Anfield's current capacity of 45,000 is expected to be boosted to 60,000 although Ayre was coy over the specific plans.
"Questions about capacity and cost are not for today - not until we have certainty."
Redevelopment is likely to see major improvements to, and extensions of, the main stand and the Anfield Road end although that is all subject to planning permission, which has been made possible by the regeneration plans to clear some streets close to the ground, and the support of homeowners and the community.
However, redevelopment is entirely dependent on being able to get the necessary permissions to carry out the work the club want - which means a new-build on Stanley Park cannot be conclusively consigned to the wastebin until those have been secured.

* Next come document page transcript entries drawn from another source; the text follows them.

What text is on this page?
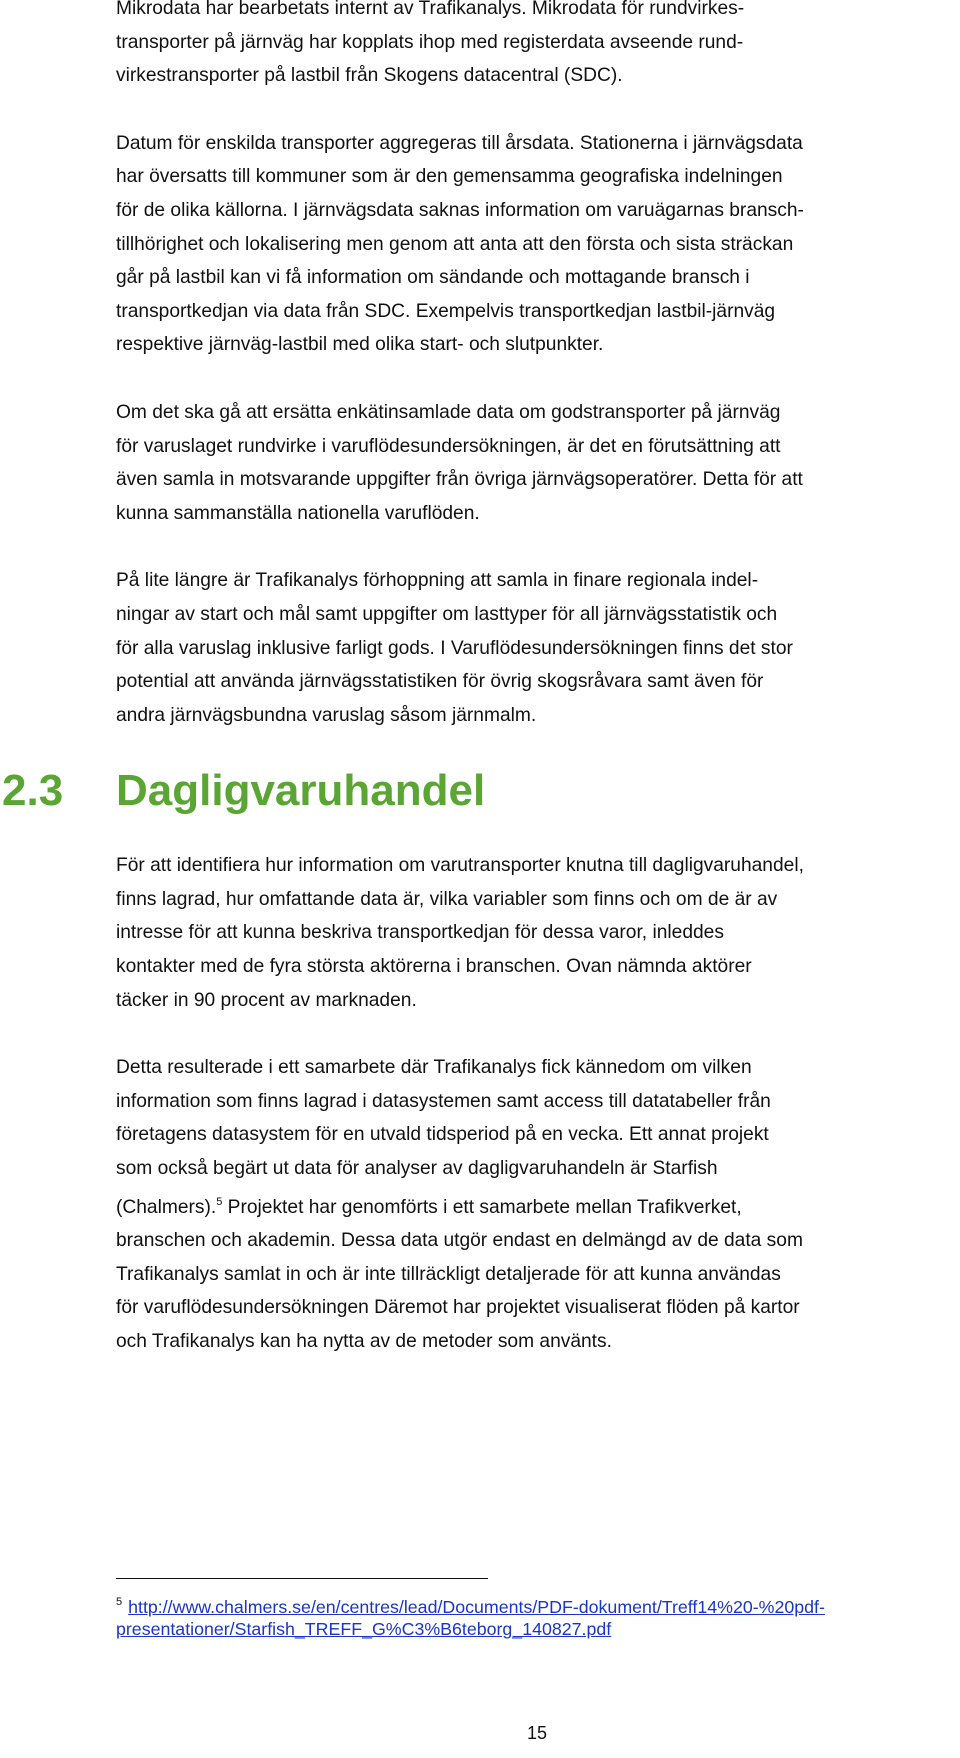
Mikrodata har bearbetats internt av Trafikanalys. Mikrodata för rundvirkes-
transporter på järnväg har kopplats ihop med registerdata avseende rund-
virkestransporter på lastbil från Skogens datacentral (SDC).

Datum för enskilda transporter aggregeras till årsdata. Stationerna i järnvägsdata
har översatts till kommuner som är den gemensamma geografiska indelningen
för de olika källorna. I järnvägsdata saknas information om varuägarnas bransch-
tillhörighet och lokalisering men genom att anta att den första och sista sträckan
går på lastbil kan vi få information om sändande och mottagande bransch i
transportkedjan via data från SDC. Exempelvis transportkedjan lastbil-järnväg
respektive järnväg-lastbil med olika start- och slutpunkter.

Om det ska gå att ersätta enkätinsamlade data om godstransporter på järnväg
för varuslaget rundvirke i varuflödesundersökningen, är det en förutsättning att
även samla in motsvarande uppgifter från övriga järnvägsoperatörer. Detta för att
kunna sammanställa nationella varuflöden.

På lite längre är Trafikanalys förhoppning att samla in finare regionala indel-
ningar av start och mål samt uppgifter om lasttyper för all järnvägsstatistik och
för alla varuslag inklusive farligt gods. I Varuflödesundersökningen finns det stor
potential att använda järnvägsstatistiken för övrig skogsråvara samt även för
andra järnvägsbundna varuslag såsom järnmalm.

2.3 Dagligvaruhandel

För att identifiera hur information om varutransporter knutna till dagligvaruhandel,
finns lagrad, hur omfattande data är, vilka variabler som finns och om de är av
intresse för att kunna beskriva transportkedjan för dessa varor, inleddes
kontakter med de fyra största aktörerna i branschen. Ovan nämnda aktörer
täcker in 90 procent av marknaden.

Detta resulterade i ett samarbete där Trafikanalys fick kännedom om vilken
information som finns lagrad i datasystemen samt access till datatabeller från
företagens datasystem för en utvald tidsperiod på en vecka. Ett annat projekt
som också begärt ut data för analyser av dagligvaruhandeln är Starfish
(Chalmers).$^5$ Projektet har genomförts i ett samarbete mellan Trafikverket,
branschen och akademin. Dessa data utgör endast en delmängd av de data som
Trafikanalys samlat in och är inte tillräckligt detaljerade för att kunna användas
för varuflödesundersökningen Däremot har projektet visualiserat flöden på kartor
och Trafikanalys kan ha nytta av de metoder som använts.

$^5$ http://www.chalmers.se/en/centres/lead/Documents/PDF-dokument/Treff14%20-%20pdf-
presentationer/Starfish_TREFF_G%C3%B6teborg_140827.pdf
15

The decision to redevelop Anfield rather than build a new stadium, which would have cost in the region of £300m, would appear to be financially motivated.

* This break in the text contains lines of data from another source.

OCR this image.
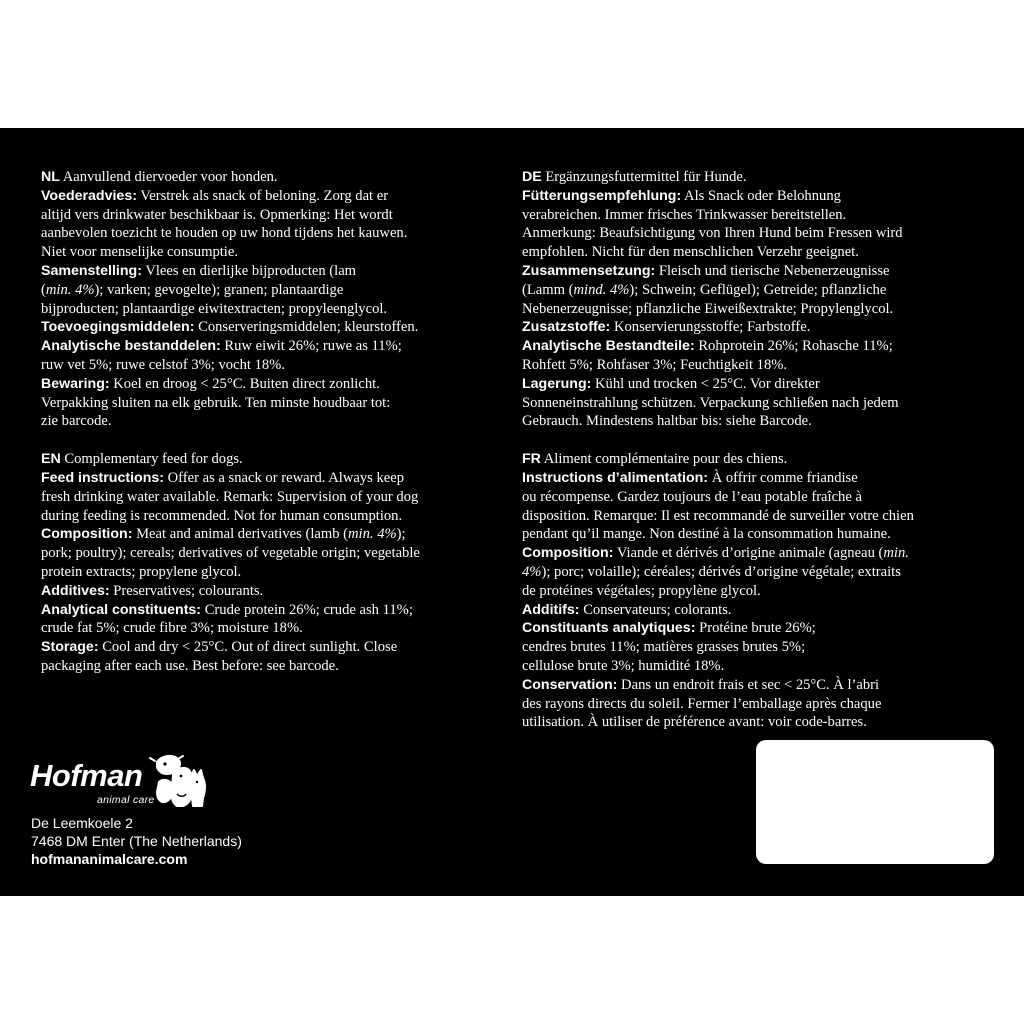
NL Aanvullend diervoeder voor honden.
Voederadvies: Verstrek als snack of beloning. Zorg dat er
altijd vers drinkwater beschikbaar is. Opmerking: Het wordt
aanbevolen toezicht te houden op uw hond tijdens het kauwen.
Niet voor menselijke consumptie.
Samenstelling: Vlees en dierlijke bijproducten (lam
(min. 4%); varken; gevogelte); granen; plantaardige
bijproducten; plantaardige eiwitextracten; propyleenglycol.
Toevoegingsmiddelen: Conserveringsmiddelen; kleurstoffen.
Analytische bestanddelen: Ruw eiwit 26%; ruwe as 11%;
ruw vet 5%; ruwe celstof 3%; vocht 18%.
Bewaring: Koel en droog < 25°C. Buiten direct zonlicht.
Verpakking sluiten na elk gebruik. Ten minste houdbaar tot:
zie barcode.
EN Complementary feed for dogs.
Feed instructions: Offer as a snack or reward. Always keep
fresh drinking water available. Remark: Supervision of your dog
during feeding is recommended. Not for human consumption.
Composition: Meat and animal derivatives (lamb (min. 4%);
pork; poultry); cereals; derivatives of vegetable origin; vegetable
protein extracts; propylene glycol.
Additives: Preservatives; colourants.
Analytical constituents: Crude protein 26%; crude ash 11%;
crude fat 5%; crude fibre 3%; moisture 18%.
Storage: Cool and dry < 25°C. Out of direct sunlight. Close
packaging after each use. Best before: see barcode.
DE Ergänzungsfuttermittel für Hunde.
Fütterungsempfehlung: Als Snack oder Belohnung
verabreichen. Immer frisches Trinkwasser bereitstellen.
Anmerkung: Beaufsichtigung von Ihren Hund beim Fressen wird
empfohlen. Nicht für den menschlichen Verzehr geeignet.
Zusammensetzung: Fleisch und tierische Nebenerzeugnisse
(Lamm (mind. 4%); Schwein; Geflügel); Getreide; pflanzliche
Nebenerzeugnisse; pflanzliche Eiweißextrakte; Propylenglycol.
Zusatzstoffe: Konservierungsstoffe; Farbstoffe.
Analytische Bestandteile: Rohprotein 26%; Rohasche 11%;
Rohfett 5%; Rohfaser 3%; Feuchtigkeit 18%.
Lagerung: Kühl und trocken < 25°C. Vor direkter
Sonneneinstrahlung schützen. Verpackung schließen nach jedem
Gebrauch. Mindestens haltbar bis: siehe Barcode.
FR Aliment complémentaire pour des chiens.
Instructions d’alimentation: À offrir comme friandise
ou récompense. Gardez toujours de l’eau potable fraîche à
disposition. Remarque: Il est recommandé de surveiller votre chien
pendant qu’il mange. Non destiné à la consommation humaine.
Composition: Viande et dérivés d’origine animale (agneau (min.
4%); porc; volaille); céréales; dérivés d’origine végétale; extraits
de protéines végétales; propylène glycol.
Additifs: Conservateurs; colorants.
Constituants analytiques: Protéine brute 26%;
cendres brutes 11%; matières grasses brutes 5%;
cellulose brute 3%; humidité 18%.
Conservation: Dans un endroit frais et sec < 25°C. À l’abri
des rayons directs du soleil. Fermer l’emballage après chaque
utilisation. À utiliser de préférence avant: voir code-barres.
Hofman
animal care
De Leemkoele 2
7468 DM Enter (The Netherlands)
hofmananimalcare.com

"If you build a new stadium, for example, one of the big challenges is that, depending on the capacity, you build 15,000 or 16,000 new seats - you don't get 60,000 new seats in a new stadium, you only get the difference," Ayr told liverpoolfc.com.
"That makes it very difficult to make it viable because the cost of building such a big new stadium doesn't work economically, particularly in this market, so one of the things we had to look at was the balance between that solution and a staying at Anfield type solution, and the work we've done on that showed us that as long as we could find the right solution to stay at Anfield and get through the barriers and hurdles that we needed, we would have to find the best long-term solution for the club that had sustainability and worked economically."

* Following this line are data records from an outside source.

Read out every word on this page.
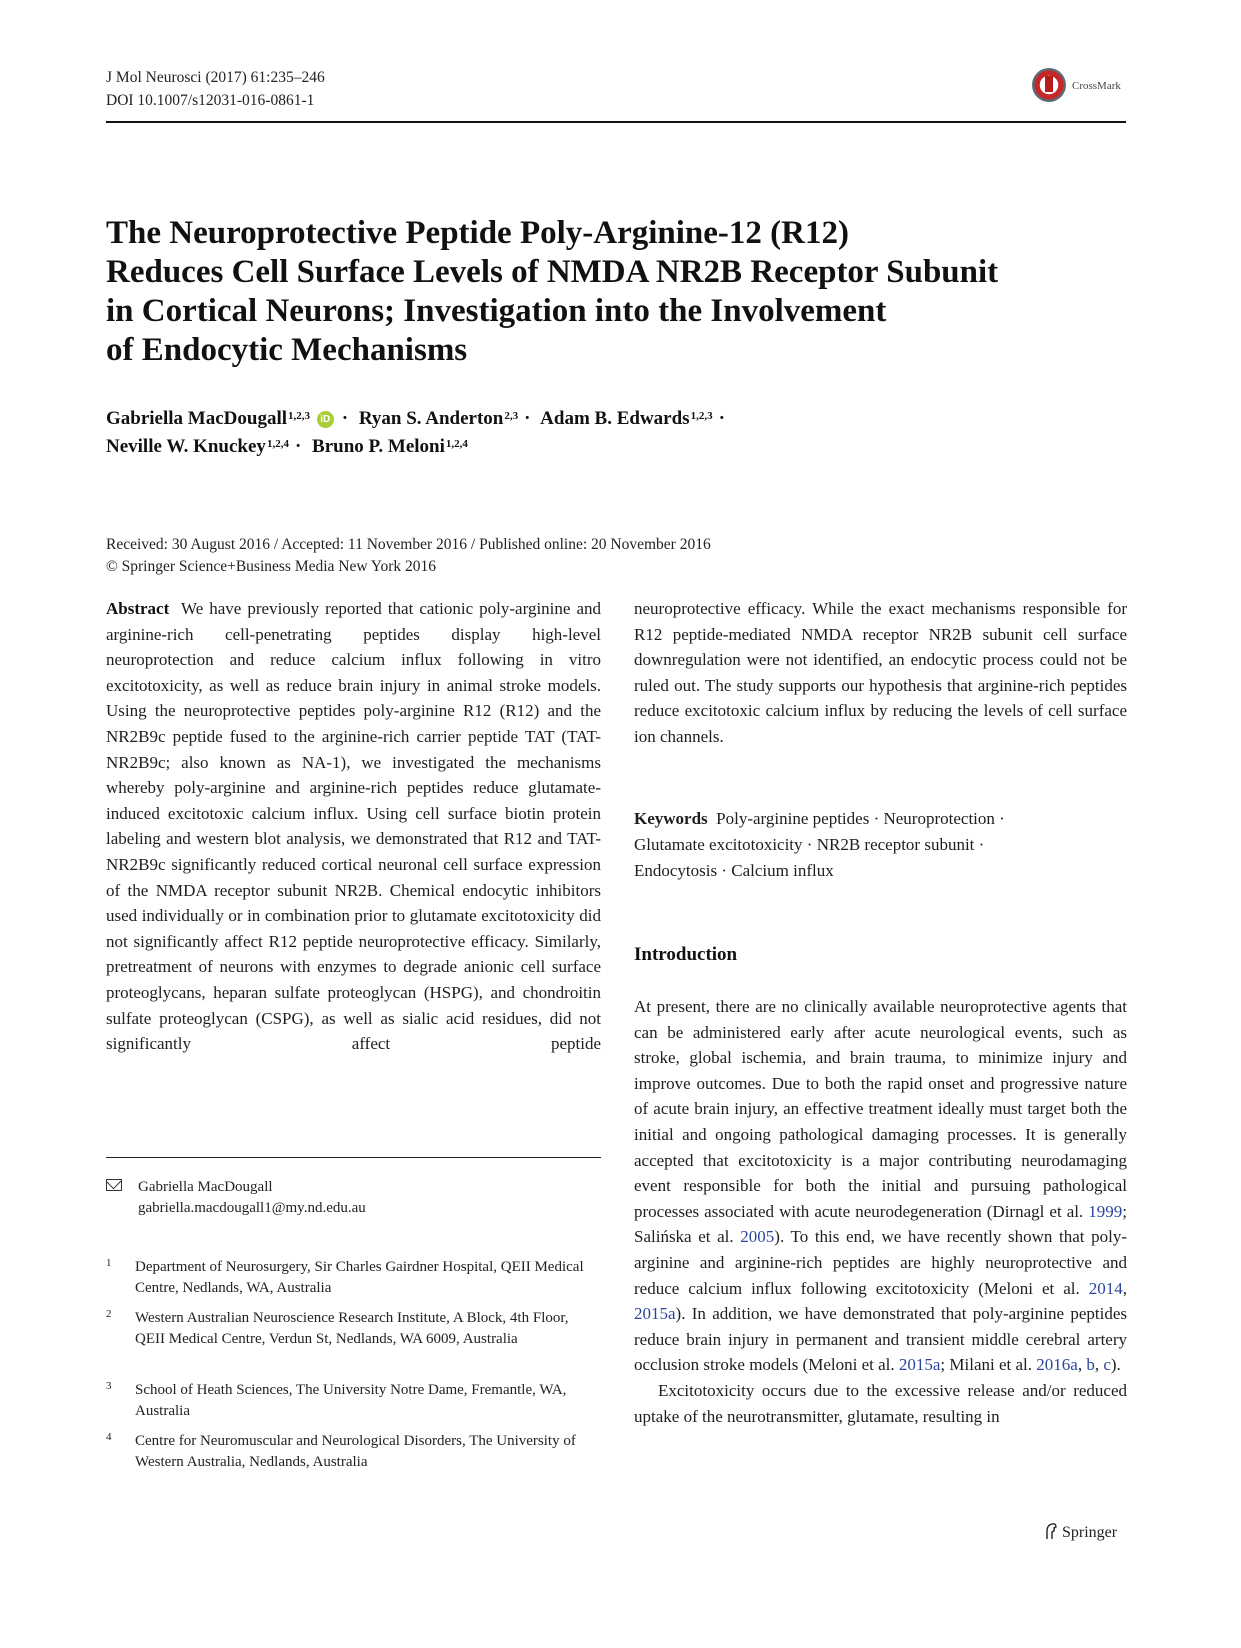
J Mol Neurosci (2017) 61:235–246
DOI 10.1007/s12031-016-0861-1
CrossMark
The Neuroprotective Peptide Poly-Arginine-12 (R12)
Reduces Cell Surface Levels of NMDA NR2B Receptor Subunit
in Cortical Neurons; Investigation into the Involvement
of Endocytic Mechanisms
Gabriella MacDougall$^{1,2,3}$ iD · Ryan S. Anderton$^{2,3}$ · Adam B. Edwards$^{1,2,3}$ ·
Neville W. Knuckey$^{1,2,4}$ · Bruno P. Meloni$^{1,2,4}$
Received: 30 August 2016 / Accepted: 11 November 2016 / Published online: 20 November 2016
© Springer Science+Business Media New York 2016

Abstract We have previously reported that cationic poly-arginine and arginine-rich cell-penetrating peptides display high-level neuroprotection and reduce calcium influx following in vitro excitotoxicity, as well as reduce brain injury in animal stroke models. Using the neuroprotective peptides poly-arginine R12 (R12) and the NR2B9c peptide fused to the arginine-rich carrier peptide TAT (TAT-NR2B9c; also known as NA-1), we investigated the mechanisms whereby poly-arginine and arginine-rich peptides reduce glutamate-induced excitotoxic calcium influx. Using cell surface biotin protein labeling and western blot analysis, we demonstrated that R12 and TAT-NR2B9c significantly reduced cortical neuronal cell surface expression of the NMDA receptor subunit NR2B. Chemical endocytic inhibitors used individually or in combination prior to glutamate excitotoxicity did not significantly affect R12 peptide neuroprotective efficacy. Similarly, pretreatment of neurons with enzymes to degrade anionic cell surface proteoglycans, heparan sulfate proteoglycan (HSPG), and chondroitin sulfate proteoglycan (CSPG), as well as sialic acid residues, did not significantly affect peptide

neuroprotective efficacy. While the exact mechanisms responsible for R12 peptide-mediated NMDA receptor NR2B subunit cell surface downregulation were not identified, an endocytic process could not be ruled out. The study supports our hypothesis that arginine-rich peptides reduce excitotoxic calcium influx by reducing the levels of cell surface ion channels.

Keywords Poly-arginine peptides · Neuroprotection ·
Glutamate excitotoxicity · NR2B receptor subunit ·
Endocytosis · Calcium influx
Introduction

At present, there are no clinically available neuroprotective agents that can be administered early after acute neurological events, such as stroke, global ischemia, and brain trauma, to minimize injury and improve outcomes. Due to both the rapid onset and progressive nature of acute brain injury, an effective treatment ideally must target both the initial and ongoing pathological damaging processes. It is generally accepted that excitotoxicity is a major contributing neurodamaging event responsible for both the initial and pursuing pathological processes associated with acute neurodegeneration (Dirnagl et al. 1999; Salińska et al. 2005). To this end, we have recently shown that poly-arginine and arginine-rich peptides are highly neuroprotective and reduce calcium influx following excitotoxicity (Meloni et al. 2014, 2015a). In addition, we have demonstrated that poly-arginine peptides reduce brain injury in permanent and transient middle cerebral artery occlusion stroke models (Meloni et al. 2015a; Milani et al. 2016a, b, c).

Excitotoxicity occurs due to the excessive release and/or reduced uptake of the neurotransmitter, glutamate, resulting in

Gabriella MacDougall
gabriella.macdougall1@my.nd.edu.au
1 Department of Neurosurgery, Sir Charles Gairdner Hospital, QEII Medical Centre, Nedlands, WA, Australia
2 Western Australian Neuroscience Research Institute, A Block, 4th Floor, QEII Medical Centre, Verdun St, Nedlands, WA 6009, Australia
3 School of Heath Sciences, The University Notre Dame, Fremantle, WA, Australia
4 Centre for Neuromuscular and Neurological Disorders, The University of Western Australia, Nedlands, Australia
Springer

Ayre also said the views of the fans were crucial to reaching today's decision.
"I think this is the spiritual home of Liverpool Football Club. Football fans, both Liverpool fans and fans of other clubs, will have had some of the most amazing memories of their time supporting the club and coming to Anfield at this stadium.
"We've had some of the greatest triumphs in our history here, so it makes sense if there's a right solution that this is the place we should continue to play our football."
Some will question how it has taken so long for the club to arrive at this decision, although Ayre has defended the timescale.
"I think the important factor there is that today is actually the two-year anniversary since the purchase of the football club by Fenway Sports Group.
"That's an important point to make because in reality the team of people have been looking at this solution for two years. I think the process and the progress we have made in those two years is actually phenomenal, really, in the timescales for such a major proposition as an expansion of Anfield or a new stadium.
"That doesn't detract from the 10 years that people have had to wait, but I think it puts into perspective the hard work that's gone to reach the decision today."
Should Anfield's capacity be increased to 60,000 it will make it the joint second largest in the Premier League alongside Arsenal's Emirates Stadium. Manchester United's Old Trafford has the highest capacity at 76,200.